The experiences of the NCCID have resulted in valuable learnings to inform a national-level data collection approach for AI development in medical imaging. There are several areas that will need focus, which will be key to ensure that the benefits of data collection are realised through the implementation of AI technologies in real-world settings (see Table 4).

Table 4.

Future aspirations to support the end-goal of implementing artificial intelligence (AI) technologies in the NHS.

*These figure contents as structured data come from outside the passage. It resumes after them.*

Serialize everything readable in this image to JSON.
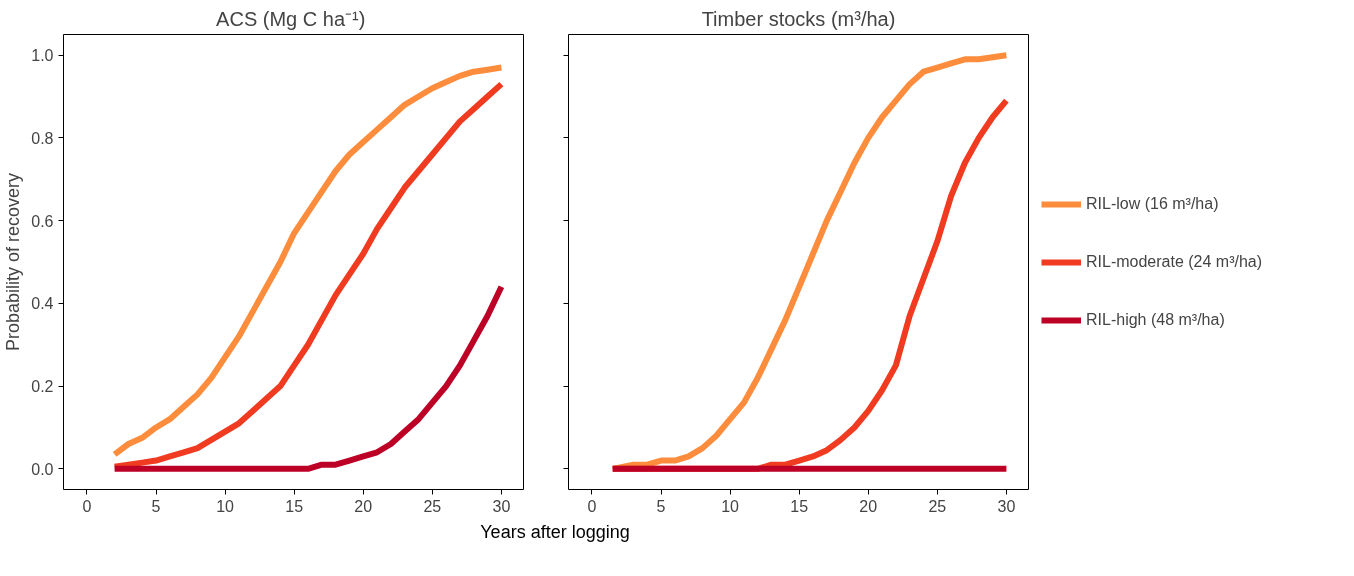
{
  "chart_data": [
    {
      "type": "line",
      "title": "ACS  (Mg C ha⁻¹)",
      "xlabel": "Years after logging",
      "ylabel": "Probability of recovery",
      "x": [
        2,
        3,
        4,
        5,
        6,
        7,
        8,
        9,
        10,
        11,
        12,
        13,
        14,
        15,
        16,
        17,
        18,
        19,
        20,
        21,
        22,
        23,
        24,
        25,
        26,
        27,
        28,
        29,
        30
      ],
      "xlim": [
        -1.7,
        31.6
      ],
      "ylim": [
        -0.05,
        1.05
      ],
      "xticks": [
        0,
        5,
        10,
        15,
        20,
        25,
        30
      ],
      "yticks": [
        {
          "value": 0,
          "label": "0.0"
        },
        0.2,
        0.4,
        0.6,
        0.8,
        {
          "value": 1,
          "label": "1.0"
        }
      ],
      "series": [
        {
          "color": "#fd8d3c",
          "values": [
            0.035,
            0.06,
            0.075,
            0.1,
            0.12,
            0.15,
            0.18,
            0.22,
            0.27,
            0.32,
            0.38,
            0.44,
            0.5,
            0.57,
            0.62,
            0.67,
            0.72,
            0.76,
            0.79,
            0.82,
            0.85,
            0.88,
            0.9,
            0.92,
            0.935,
            0.95,
            0.96,
            0.965,
            0.97
          ]
        },
        {
          "color": "#f03b20",
          "values": [
            0.005,
            0.01,
            0.015,
            0.02,
            0.03,
            0.04,
            0.05,
            0.07,
            0.09,
            0.11,
            0.14,
            0.17,
            0.2,
            0.25,
            0.3,
            0.36,
            0.42,
            0.47,
            0.52,
            0.58,
            0.63,
            0.68,
            0.72,
            0.76,
            0.8,
            0.84,
            0.87,
            0.9,
            0.93
          ]
        },
        {
          "color": "#bd0026",
          "values": [
            0,
            0,
            0,
            0,
            0,
            0,
            0,
            0,
            0,
            0,
            0,
            0,
            0,
            0,
            0,
            0.01,
            0.01,
            0.02,
            0.03,
            0.04,
            0.06,
            0.09,
            0.12,
            0.16,
            0.2,
            0.25,
            0.31,
            0.37,
            0.44
          ]
        }
      ]
    },
    {
      "type": "line",
      "title": "Timber stocks (m³/ha)",
      "legend": "right",
      "tick_labels": "x",
      "x": [
        1.5,
        3,
        4,
        5,
        6,
        7,
        8,
        9,
        10,
        11,
        12,
        13,
        14,
        15,
        16,
        17,
        18,
        19,
        20,
        21,
        22,
        23,
        24,
        25,
        26,
        27,
        28,
        29,
        30
      ],
      "xlim": [
        -1.7,
        31.6
      ],
      "ylim": [
        -0.05,
        1.05
      ],
      "xticks": [
        0,
        5,
        10,
        15,
        20,
        25,
        30
      ],
      "yticks": [
        0,
        0.2,
        0.4,
        0.6,
        0.8,
        1
      ],
      "series": [
        {
          "name": "RIL-low (16 m³/ha)",
          "color": "#fd8d3c",
          "values": [
            0,
            0.01,
            0.01,
            0.02,
            0.02,
            0.03,
            0.05,
            0.08,
            0.12,
            0.16,
            0.22,
            0.29,
            0.36,
            0.44,
            0.52,
            0.6,
            0.67,
            0.74,
            0.8,
            0.85,
            0.89,
            0.93,
            0.96,
            0.97,
            0.98,
            0.99,
            0.99,
            0.995,
            1.0
          ]
        },
        {
          "name": "RIL-moderate (24 m³/ha)",
          "color": "#f03b20",
          "values": [
            0,
            0,
            0,
            0,
            0,
            0,
            0,
            0,
            0,
            0,
            0,
            0.01,
            0.01,
            0.02,
            0.03,
            0.045,
            0.07,
            0.1,
            0.14,
            0.19,
            0.25,
            0.37,
            0.46,
            0.55,
            0.66,
            0.74,
            0.8,
            0.85,
            0.89
          ]
        },
        {
          "name": "RIL-high (48 m³/ha)",
          "color": "#bd0026",
          "values": [
            0,
            0,
            0,
            0,
            0,
            0,
            0,
            0,
            0,
            0,
            0,
            0,
            0,
            0,
            0,
            0,
            0,
            0,
            0,
            0,
            0,
            0,
            0,
            0,
            0,
            0,
            0,
            0,
            0
          ]
        }
      ]
    }
  ]
}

	Future aspiration	Explanation
1	Central cloud-based infrastructure, managed by a neutral national body	To facilitate the automated collection of medical imaging data into comprehensive training and validation datasets.
2	Improved collaboration between the entrepreneurial community and the NHS	To encourage the identification of new life-saving technologies through more widely accessible data.
3	Greater engagement with the radiology community as users of AI	To ensure that the AI tools being prioritised for deployment are designed for optimal utility and address the needs of radiologists.
4	Further guidance and support on regulatory approvals and AI model evaluation criteria	For both technology developers and commissioners of AI technology – to ensure that AI products are deemed safe and effective for use in a clinical setting. NHSX has already published an ‘AI Buyers Guide’ to advise commissioners of AI technology on this matter, which is a useful starting point.⁶⁸
5	A centralised, vendor-agnostic deployment infrastructure	To implement AI technologies for use in complex environment, and support the pathway from innovation to deployment

Future aspirations to support the end-goal of implementing artificial intelligence (AI) technologies in the NHS. NHSX will be working closely with research groups, technology companies and NHS Trusts to progress the above focus areas through the work of the NHS AI Lab.

Conclusions

Establishing the NCCID during the COVID-19 pandemic has emphasised the challenges that exist when setting up national data collection infrastructure in the UK, but has also emphasised future opportunities for advancing the development and adoption of AI technologies in medical imaging. These opportunities relate to (a) improving access to high-quality data, (b) supporting impactful research objectives, and (c) facilitating better integration between the NHS and the entrepreneurial community to identify life-saving solutions. Robust and clear data governance structures are a requisite to support the legal and ethical basis for data collection. Automated data pipelines to build large-scale datasets for training and validating AI technologies will require national coordination and infrastructure expertise. TRE models will need to be enhanced through targeted support and closer integration to facilitate easier access to national datasets for research and technology development. All of this work will require consistent funding at a national level and support from the general public, along with patient advocacy groups, to realise impact. As one of the few countries to offer a publicly funded, single payer, nationwide healthcare system, the UK is optimally positioned to be a global leader in national data infrastructure for medical imaging to support AI development and deployment into clinical pathways and to demonstrate how care can be improved as a result. Ultimately, the success of this endeavour will be dependent on national collaboration between NHS executives, clinicians, patients, researchers and technology companies, and the NHS AI Lab is well placed to coordinate these diverse stakeholders to drive this initiative forward. If you work at a hospital site and are interested in contributing data to this initiative, please reach out directly to imaging@nhsx.nhs.uk. If you are involved in research or technology development and would like to apply for access to the NCCID training dataset, please follow the instructions at this link: https://nhsx.github.io/covid-chest-imaging-database/.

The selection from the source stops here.